The Adventure of Huckleberry Finn is a story about Jim, a slave, and Huck, a white man, each escaping from their own forms of oppression, for Jim as a slave, and Huck, as a victim of abuse. As they are both escaping down the Mississippi river, they run into each other and decide to go down river to Cairo, Illinois, where the Ohio River meets the Mississippi, and travel downriver to a free state. In this novel, it portrays how not only a group of people impacts others, but the cultural norms as well. As they travel together down the river and experience new situations, Huck battles with his feelings about Jim and how he has been raised to think about slaves. On one occasion, he decides on turning Jim in at the next town, because of how he is helping the slave of someone who was good to him escape and he feels like he is doing something wrong, but when the opportunity arises and he is questioned by the townsman further up the river, he lies to keep Jim safe. Later he thinks,“I do believe he cared just as much for his people as white folks does for their’n. It don’t seem natural, but I reckon it’s so.” Which shows how far he’s come just from spending time with Jim. This shows that although oppression has detrimental effects and slows down progress, that they can lead to some opportunities that allow for understanding and unity. It also shows that although Americans are oppressive, we still have the opportunity to change for the better.

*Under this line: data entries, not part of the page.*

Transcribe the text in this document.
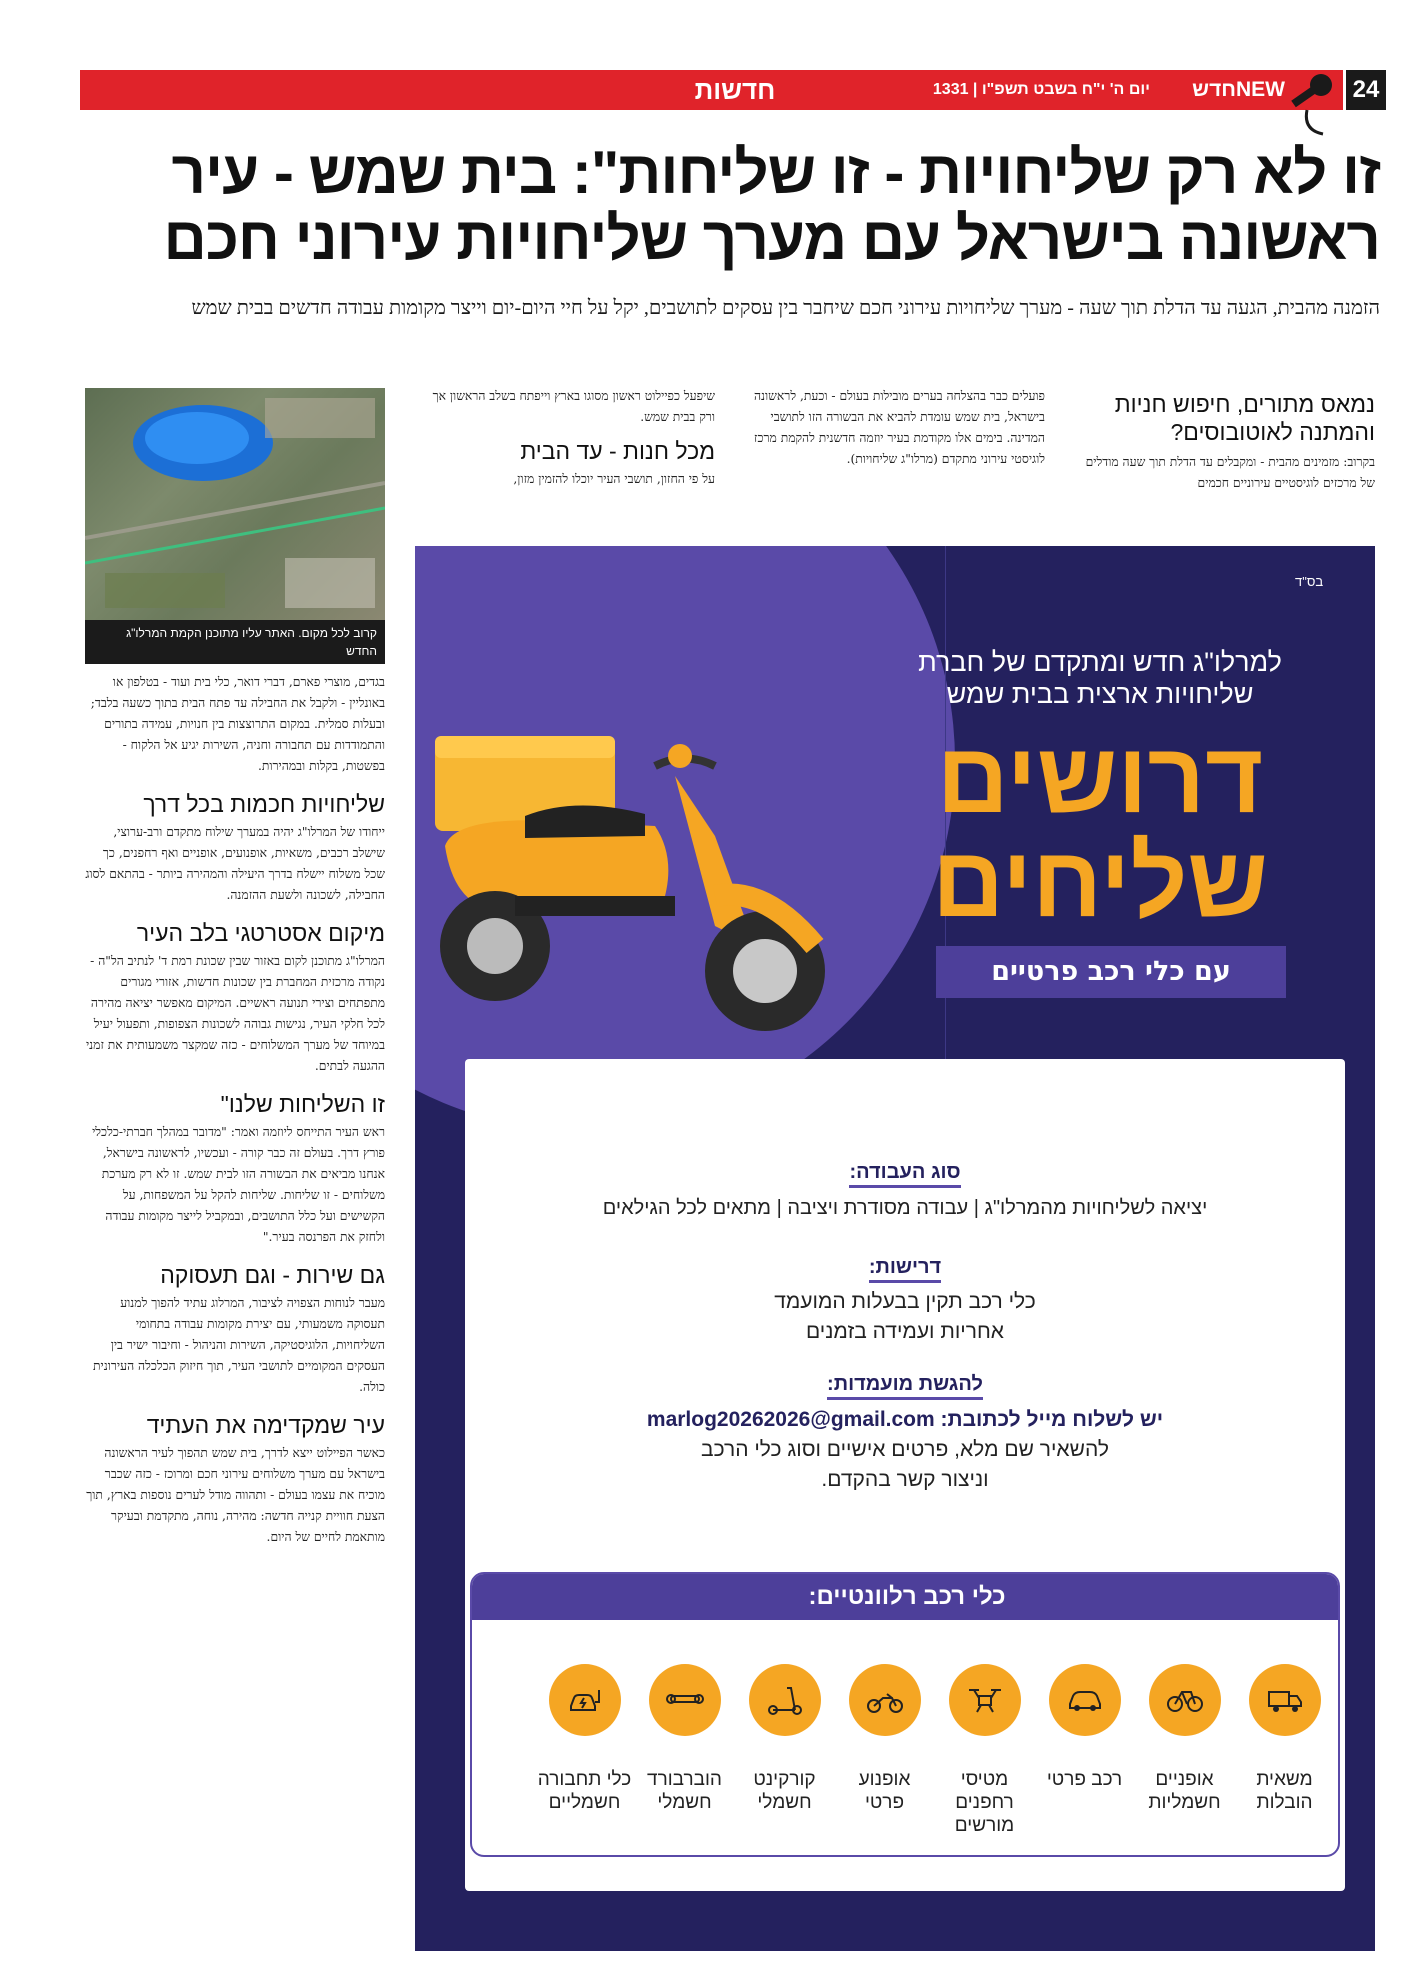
חדשות	יום ה' י"ח בשבט תשפ"ו | 1331	חדשNEW	24
זו לא רק שליחויות - זו שליחות": בית שמש - עיר
ראשונה בישראל עם מערך שליחויות עירוני חכם
הזמנה מהבית, הגעה עד הדלת תוך שעה - מערך שליחויות עירוני חכם שיחבר בין עסקים לתושבים, יקל על חיי היום-יום וייצר מקומות עבודה חדשים בבית שמש
נמאס מתורים, חיפוש חניות והמתנה לאוטובוסים?
בקרוב: מזמינים מהבית - ומקבלים עד הדלת תוך שעה מודלים של מרכזים לוגיסטיים עירוניים חכמים
פועלים כבר בהצלחה בערים מובילות בעולם - וכעת, לראשונה בישראל, בית שמש עומדת להביא את הבשורה הזו לתושבי המדינה. בימים אלו מקודמת בעיר יוזמה חדשנית להקמת מרכז לוגיסטי עירוני מתקדם (מרלו"ג שליחויות).
שיפעל כפיילוט ראשון מסוגו בארץ וייפתח בשלב הראשון אך ורק בבית שמש.
מכל חנות - עד הבית
על פי החזון, תושבי העיר יוכלו להזמין מזון,
קרוב לכל מקום. האתר עליו מתוכנן הקמת המרלו"ג החדש
בגדים, מוצרי פארם, דברי דואר, כלי בית ועוד - בטלפון או באונליין - ולקבל את החבילה עד פתח הבית בתוך כשעה בלבד; ובעלות סמלית. במקום התרוצצות בין חנויות, עמידה בתורים והתמודדות עם תחבורה וחניה, השירות יגיע אל הלקוח - בפשטות, בקלות ובמהירות.
שליחויות חכמות בכל דרך
ייחודו של המרלו"ג יהיה במערך שילוח מתקדם ורב-ערוצי, שישלב רכבים, משאיות, אופנועים, אופניים ואף רחפנים, כך שכל משלוח יישלח בדרך היעילה והמהירה ביותר - בהתאם לסוג החבילה, לשכונה ולשעת ההזמנה.
מיקום אסטרטגי בלב העיר
המרלו"ג מתוכנן לקום באזור שבין שכונת רמת ד' לנתיב הל"ה - נקודה מרכזית המחברת בין שכונות חדשות, אזורי מגורים מתפתחים וצירי תנועה ראשיים. המיקום מאפשר יציאה מהירה לכל חלקי העיר, נגישות גבוהה לשכונות הצפופות, ותפעול יעיל במיוחד של מערך המשלוחים - כזה שמקצר משמעותית את זמני ההגעה לבתים.
זו השליחות שלנו"
ראש העיר התייחס ליוזמה ואמר: "מדובר במהלך חברתי-כלכלי פורץ דרך. בעולם זה כבר קורה - ועכשיו, לראשונה בישראל, אנחנו מביאים את הבשורה הזו לבית שמש. זו לא רק מערכת משלוחים - זו שליחות. שליחות להקל על המשפחות, על הקשישים ועל כלל התושבים, ובמקביל לייצר מקומות עבודה ולחזק את הפרנסה בעיר."
גם שירות - וגם תעסוקה
מעבר לנוחות הצפויה לציבור, המרלוג עתיד להפוך למנוע תעסוקה משמעותי, עם יצירת מקומות עבודה בתחומי השליחויות, הלוגיסטיקה, השירות והניהול - וחיבור ישיר בין העסקים המקומיים לתושבי העיר, תוך חיזוק הכלכלה העירונית כולה.
עיר שמקדימה את העתיד
כאשר הפיילוט ייצא לדרך, בית שמש תהפוך לעיר הראשונה בישראל עם מערך משלוחים עירוני חכם ומרוכז - כזה שכבר מוכיח את עצמו בעולם - ותהווה מודל לערים נוספות בארץ, תוך הצעת חוויית קנייה חדשה: מהירה, נוחה, מתקדמת ובעיקר מותאמת לחיים של היום.
בס"ד
למרלו"ג חדש ומתקדם של חברת שליחויות ארצית בבית שמש
דרושים
שליחים
עם כלי רכב פרטיים
סוג העבודה:
יציאה לשליחויות מהמרלו"ג | עבודה מסודרת ויציבה | מתאים לכל הגילאים
דרישות:
כלי רכב תקין בבעלות המועמד
אחריות ועמידה בזמנים
להגשת מועמדות:
יש לשלוח מייל לכתובת: marlog20262026@gmail.com
להשאיר שם מלא, פרטים אישיים וסוג כלי הרכב
וניצור קשר בהקדם.
כלי רכב רלוונטיים:
משאית הובלות
אופניים חשמליות
רכב פרטי
מטיסי רחפנים מורשים
אופנוע פרטי
קורקינט חשמלי
הוברבורד חשמלי
כלי תחבורה חשמליים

Americans are constantly finding new ways to dehumanize and oppress a group of people for their own goals and beliefs. Whether it’s for racial beliefs or for money and power, it still sets the US growth back in many ways, however, even though Americans have mainly been shown to be oppressive and to take advantage of others, it can cause people to come together and learn to accept their differences. There are many different examples of oppression scattered all throughout history, and each time we learn something different from the consequences, that even though they can be horrific, an opportunity for a positive change comes from that.